Days passed. When Rajendra was away Rajni would come to meet Chandrika. They would be a happy pair washing vegetables and cooking meals for him. Though she didn’t say it to her daughter, Rajni was repentant and wanted to come back to her husband. Children say cruel things because they are innocent which should not be taken seriously. Chandra was a good boy but he had his own life, his own friends, and a girl friend. Lately, he spent very little time at home and Rajni was feeling lonely.

I could detect a marked improvement in Rajendra’s life after Chandrika moved in. His life improved under the care of his beloved daughter. He started writing plays again and his play, “Bindast Bol” (say with courage) was a big hit with the people of the surrogate city of New Bombay that lay on the outskirts of the great city. His ambition also had returned. A critic had called the story, “A comeback vehicle for the talented Rajendra Phadke.”

Chandra meanwhile announced to his mother that he was going to marry his girlfriend Swati. Chandra invited Rajendra for the wedding, which he attended. Here Rajendra blessed Chandra.

It was Diwali season then, the year after Chandrika had returned to Rajendra’s home. The festival of lights was going on in all its splendour and glory and Rajendra had hung a multicoloured lantern above his house. Chandrika made sweets to be exchanged with neighbours and Rajni also came to help her. It was then that mother and daughter hatched the plot to melt the coldness that had come into their relationship with Rajendra.

Rajni brought her son and his wife Swati to Rajendra’s house. Rajendra was at home, dressed in his trademark kurta and churidar and spread around the house were the props of the play Bindast Bol.

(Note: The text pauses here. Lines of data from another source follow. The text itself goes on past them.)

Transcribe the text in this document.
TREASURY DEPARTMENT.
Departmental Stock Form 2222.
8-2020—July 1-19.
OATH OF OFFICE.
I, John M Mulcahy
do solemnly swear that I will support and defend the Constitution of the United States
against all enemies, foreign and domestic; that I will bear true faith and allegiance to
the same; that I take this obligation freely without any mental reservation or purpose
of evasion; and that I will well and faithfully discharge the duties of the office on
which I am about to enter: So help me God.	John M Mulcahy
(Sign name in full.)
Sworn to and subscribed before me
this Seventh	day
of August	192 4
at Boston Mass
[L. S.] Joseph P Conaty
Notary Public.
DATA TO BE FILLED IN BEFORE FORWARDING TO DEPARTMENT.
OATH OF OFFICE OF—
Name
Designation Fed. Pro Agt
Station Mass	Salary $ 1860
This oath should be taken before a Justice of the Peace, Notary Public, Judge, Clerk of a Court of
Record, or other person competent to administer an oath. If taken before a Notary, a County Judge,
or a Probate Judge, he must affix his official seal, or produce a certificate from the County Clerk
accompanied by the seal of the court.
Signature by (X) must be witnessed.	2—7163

“What made you come back? You had decided to leave me.”

“I am sorry about what I have done,” Rajni said.

“Now you realize what the truth is? Say with courage, what you feel.”

“Yes. Forgive me. Children are children, they can make mistakes because they are innocent.”

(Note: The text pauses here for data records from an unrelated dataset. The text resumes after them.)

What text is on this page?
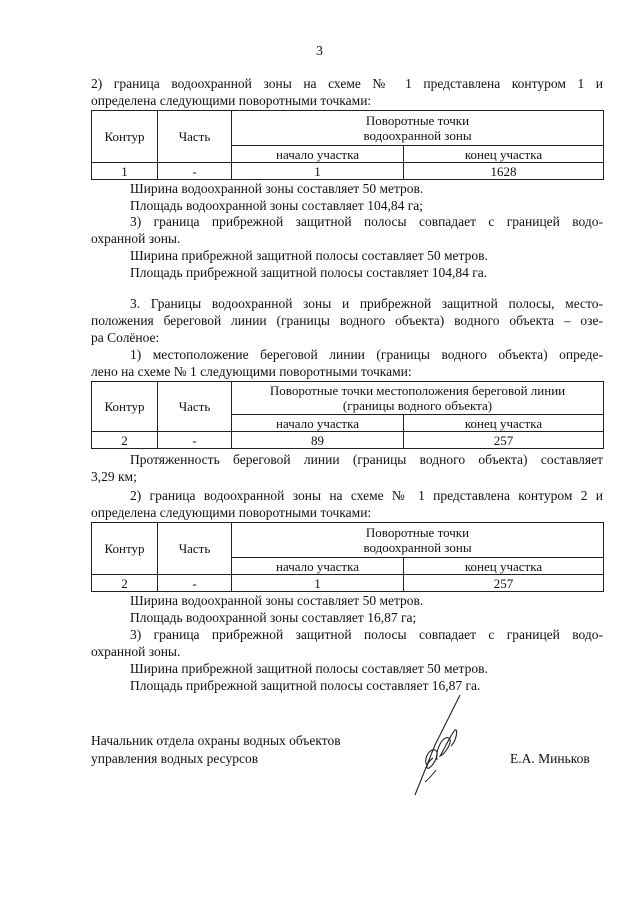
3
2) граница водоохранной зоны на схеме № 1 представлена контуром 1 и
определена следующими поворотными точками:
Контур	Часть	Поворотные точки
водоохранной зоны	

		начало участка	конец участка
1	-	1	1628
Ширина водоохранной зоны составляет 50 метров.
Площадь водоохранной зоны составляет 104,84 га;
3) граница прибрежной защитной полосы совпадает с границей водо-
охранной зоны.
Ширина прибрежной защитной полосы составляет 50 метров.
Площадь прибрежной защитной полосы составляет 104,84 га.
3. Границы водоохранной зоны и прибрежной защитной полосы, место-
положения береговой линии (границы водного объекта) водного объекта – озе-
ра Солёное:
1) местоположение береговой линии (границы водного объекта) опреде-
лено на схеме № 1 следующими поворотными точками:
Контур	Часть	Поворотные точки местоположения береговой линии
(границы водного объекта)	

		начало участка	конец участка
2	-	89	257
Протяженность береговой линии (границы водного объекта) составляет
3,29 км;
2) граница водоохранной зоны на схеме № 1 представлена контуром 2 и
определена следующими поворотными точками:
Контур	Часть	Поворотные точки
водоохранной зоны	

		начало участка	конец участка
2	-	1	257
Ширина водоохранной зоны составляет 50 метров.
Площадь водоохранной зоны составляет 16,87 га;
3) граница прибрежной защитной полосы совпадает с границей водо-
охранной зоны.
Ширина прибрежной защитной полосы составляет 50 метров.
Площадь прибрежной защитной полосы составляет 16,87 га.
Начальник отдела охраны водных объектов
управления водных ресурсов	Е.А. Миньков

“Aai, don’t say that, remember that day, the day of the play, he had completely ignored us?”

Rajni remembered but could do nothing about it. She had forgotten the artistic nature of her husband. Perhaps, she realised it was cruel to ignore him and not serve him food.

“There were mistakes from both our parts. I realise I, too, made mistakes. I am willing to take back all of you. I have no hard feelings.”

“No I will not be a part of this compromise,” Chandra said and walked out of the house.

That day on Rajni started living in her house, the one belonging to her husband. Chandra lived with Swati in their rented home. It was nearby and Swati would drop in, once in a while, to help Rajni and Chandrika.
Rajendra was not troubled by his son’s behaviour. He became determined to enjoy his Diwali. He bought Rajni and Chandrika gifts and saris. He bought a sari for Swati also. But Chandra didn’t come to wish his father and take his blessing during the worship of the Goddess of wealth, an important event during Diwali. He couldn’t be mollified by what his mother and sister said.

“He is young and hot blooded. He will return to me some time. Let’s give him a chance. I know him, he is my son.”

That was a great Diwali for the entire neighbourhood. The whole place had a look of gaiety and crackers were burst in plenty. I was happy to see peace returning to Rajendra’s family. I knew he was a good man and would overcome his problems with forbearance and patience. The artist of Artist Village had made his comeback.